アイロンをかけるときに音楽を聴くということ|アイロンに最適な音楽を求めて vol.00

 アイロンをかけるという行為が好きだ。電気製品の重みを感じながら腕を動かすと、シャツの皺がひとつひとつ伸びていき、物事があるべき姿に戻っていく。何かを考えていてもいい。何も考えなくてもいい。意識と行動を分離させることができる、数少ない日常行為だ。

 僕はアイロンをおおよそ週に一度かける。洗濯したシャツの皺を、これから着る一週間分、まとめて日曜日の夜に伸ばすことが多い。一枚あたりおよそ五分。それは、それまでの一週間を閉じる行為であり、そこからの一週間を開く行為である。

 あるとき、ふと、アイロンをかけるときに聴く最適な音楽は何だろう、と考えた。日曜日の夜という、穏やかな時間を壊さず、しかしアイロンをかける時間がさらに心地よいものになる音楽。心躍る音楽。それは何だろうかと思った。

 行為が心にもたらす効能としては、食器洗いもアイロンに似ている。物事をあるべき状態に整える行為。無心に、没頭できるというところも同じだ。

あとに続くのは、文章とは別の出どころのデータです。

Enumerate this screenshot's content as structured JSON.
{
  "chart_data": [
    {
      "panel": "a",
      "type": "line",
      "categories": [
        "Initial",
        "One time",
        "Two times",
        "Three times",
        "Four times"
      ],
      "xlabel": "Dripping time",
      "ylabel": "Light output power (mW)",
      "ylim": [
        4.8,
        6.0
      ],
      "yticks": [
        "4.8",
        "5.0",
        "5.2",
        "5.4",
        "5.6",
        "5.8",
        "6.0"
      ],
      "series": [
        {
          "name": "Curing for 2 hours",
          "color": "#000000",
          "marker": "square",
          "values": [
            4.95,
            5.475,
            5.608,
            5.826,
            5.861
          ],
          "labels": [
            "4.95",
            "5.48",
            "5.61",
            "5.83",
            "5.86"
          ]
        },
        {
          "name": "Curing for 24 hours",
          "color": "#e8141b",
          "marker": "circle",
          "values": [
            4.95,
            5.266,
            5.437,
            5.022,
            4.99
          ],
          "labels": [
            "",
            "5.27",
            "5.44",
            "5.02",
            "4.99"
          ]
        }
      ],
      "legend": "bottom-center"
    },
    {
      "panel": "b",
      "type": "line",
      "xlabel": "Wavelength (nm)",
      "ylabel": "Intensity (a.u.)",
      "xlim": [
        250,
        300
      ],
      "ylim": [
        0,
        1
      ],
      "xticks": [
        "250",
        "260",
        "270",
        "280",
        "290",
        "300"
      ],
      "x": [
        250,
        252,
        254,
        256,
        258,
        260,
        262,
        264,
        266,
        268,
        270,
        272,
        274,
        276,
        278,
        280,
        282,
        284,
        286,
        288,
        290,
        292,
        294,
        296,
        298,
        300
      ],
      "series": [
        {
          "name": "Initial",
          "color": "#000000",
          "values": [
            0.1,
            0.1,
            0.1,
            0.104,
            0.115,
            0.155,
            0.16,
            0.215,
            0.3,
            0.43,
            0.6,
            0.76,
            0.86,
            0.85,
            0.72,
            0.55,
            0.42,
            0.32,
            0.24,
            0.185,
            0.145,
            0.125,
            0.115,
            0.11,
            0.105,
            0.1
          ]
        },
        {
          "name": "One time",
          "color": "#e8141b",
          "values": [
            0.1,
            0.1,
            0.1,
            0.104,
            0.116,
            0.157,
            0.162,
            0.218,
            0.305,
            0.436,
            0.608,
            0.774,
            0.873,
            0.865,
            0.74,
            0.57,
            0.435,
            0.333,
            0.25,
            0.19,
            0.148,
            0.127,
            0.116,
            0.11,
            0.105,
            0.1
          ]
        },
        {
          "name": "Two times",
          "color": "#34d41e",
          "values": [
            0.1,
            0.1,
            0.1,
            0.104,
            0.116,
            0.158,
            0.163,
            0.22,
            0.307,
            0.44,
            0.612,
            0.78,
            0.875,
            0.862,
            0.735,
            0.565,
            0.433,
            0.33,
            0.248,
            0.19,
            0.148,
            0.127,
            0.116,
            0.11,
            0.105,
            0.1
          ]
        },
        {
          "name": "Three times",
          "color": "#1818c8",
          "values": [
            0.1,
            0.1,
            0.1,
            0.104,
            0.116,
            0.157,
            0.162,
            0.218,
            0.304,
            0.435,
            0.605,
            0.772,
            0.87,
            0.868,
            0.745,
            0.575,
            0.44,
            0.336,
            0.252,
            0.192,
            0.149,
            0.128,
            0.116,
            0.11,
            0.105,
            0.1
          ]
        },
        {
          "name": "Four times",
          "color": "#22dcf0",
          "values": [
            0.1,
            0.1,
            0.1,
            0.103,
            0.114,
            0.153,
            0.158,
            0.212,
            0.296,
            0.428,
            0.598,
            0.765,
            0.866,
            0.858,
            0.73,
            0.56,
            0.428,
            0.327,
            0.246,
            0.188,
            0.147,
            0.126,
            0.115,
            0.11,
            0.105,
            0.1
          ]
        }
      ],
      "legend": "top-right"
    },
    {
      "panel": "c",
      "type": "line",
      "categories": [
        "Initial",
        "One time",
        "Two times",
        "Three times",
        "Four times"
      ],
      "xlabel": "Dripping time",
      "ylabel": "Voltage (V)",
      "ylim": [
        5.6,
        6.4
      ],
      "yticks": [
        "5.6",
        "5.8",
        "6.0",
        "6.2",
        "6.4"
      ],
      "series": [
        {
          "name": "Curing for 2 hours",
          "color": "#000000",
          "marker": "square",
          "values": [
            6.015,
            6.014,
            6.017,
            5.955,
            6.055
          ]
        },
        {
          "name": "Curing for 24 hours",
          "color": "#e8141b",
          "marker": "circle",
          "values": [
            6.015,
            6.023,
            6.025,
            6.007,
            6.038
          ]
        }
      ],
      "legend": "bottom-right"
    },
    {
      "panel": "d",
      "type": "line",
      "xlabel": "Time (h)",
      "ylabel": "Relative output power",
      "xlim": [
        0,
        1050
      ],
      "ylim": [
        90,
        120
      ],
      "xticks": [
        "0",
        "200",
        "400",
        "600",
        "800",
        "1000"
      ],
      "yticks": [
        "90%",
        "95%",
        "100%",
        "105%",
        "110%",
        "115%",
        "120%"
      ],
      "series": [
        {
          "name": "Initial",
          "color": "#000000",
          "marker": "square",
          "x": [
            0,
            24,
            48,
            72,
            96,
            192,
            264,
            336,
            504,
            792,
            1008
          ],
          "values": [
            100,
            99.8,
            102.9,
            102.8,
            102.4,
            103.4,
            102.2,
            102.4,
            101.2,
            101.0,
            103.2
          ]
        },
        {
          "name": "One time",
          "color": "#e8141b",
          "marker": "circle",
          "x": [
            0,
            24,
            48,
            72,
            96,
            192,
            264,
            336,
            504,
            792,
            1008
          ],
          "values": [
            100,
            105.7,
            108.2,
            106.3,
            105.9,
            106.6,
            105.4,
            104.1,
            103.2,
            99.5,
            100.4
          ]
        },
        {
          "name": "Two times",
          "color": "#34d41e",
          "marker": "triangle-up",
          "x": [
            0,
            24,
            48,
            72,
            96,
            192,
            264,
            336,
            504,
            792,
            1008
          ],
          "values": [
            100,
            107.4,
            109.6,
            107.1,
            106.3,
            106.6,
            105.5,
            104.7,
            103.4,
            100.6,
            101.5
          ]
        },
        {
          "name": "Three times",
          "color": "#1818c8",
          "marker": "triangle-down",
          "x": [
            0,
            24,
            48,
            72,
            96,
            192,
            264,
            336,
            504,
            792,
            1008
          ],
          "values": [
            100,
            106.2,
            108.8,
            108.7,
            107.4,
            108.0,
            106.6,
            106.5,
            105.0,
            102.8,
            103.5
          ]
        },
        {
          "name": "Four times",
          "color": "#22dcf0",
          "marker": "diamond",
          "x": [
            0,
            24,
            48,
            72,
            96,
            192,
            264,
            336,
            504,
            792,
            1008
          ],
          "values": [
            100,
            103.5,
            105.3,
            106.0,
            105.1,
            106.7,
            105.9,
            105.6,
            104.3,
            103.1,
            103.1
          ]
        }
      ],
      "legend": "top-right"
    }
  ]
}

 しかし、食器洗いに適した音楽を探すのは、アイロンに適した音楽を探すより、困難なことだろう。というのも、食器洗いの最中には、原則として音楽を聴くべきではないからだ。

 食器洗いは、繊細な行為だ。食器の種類が多ければそれだけ対応の細部は変わるし、汚れの種類を見極めてそれに適した洗い方を選択する必要もある。そこに音楽が入る余地は少ない。集中を欠けば、食器を落として割ってしまうおそれもある。手を傷つけてしまう危険だってある。

 対して、アイロンがけは、対象がシャツに限定できるのであれば、同じ動きの繰り返しだ。パターンは食器洗いよりもはるかに少ない。気をつけるべきは火傷ぐらいなもので、つまり意識を分散させることが可能だ。

 であるならば、アイロンがけを、さらに実りある行為へと昇華させることができるのではないか。週と週を橋渡しする行為としてのアイロンがけを、より高い位置へと押し上げることができるのではないか。僕はそう考えた。

 アイロンをかけながら、音楽を聴き、音楽を探す。日々の試みとして、取り組んでみる。
 その取り組みの記録を、これからつけていこうと思います。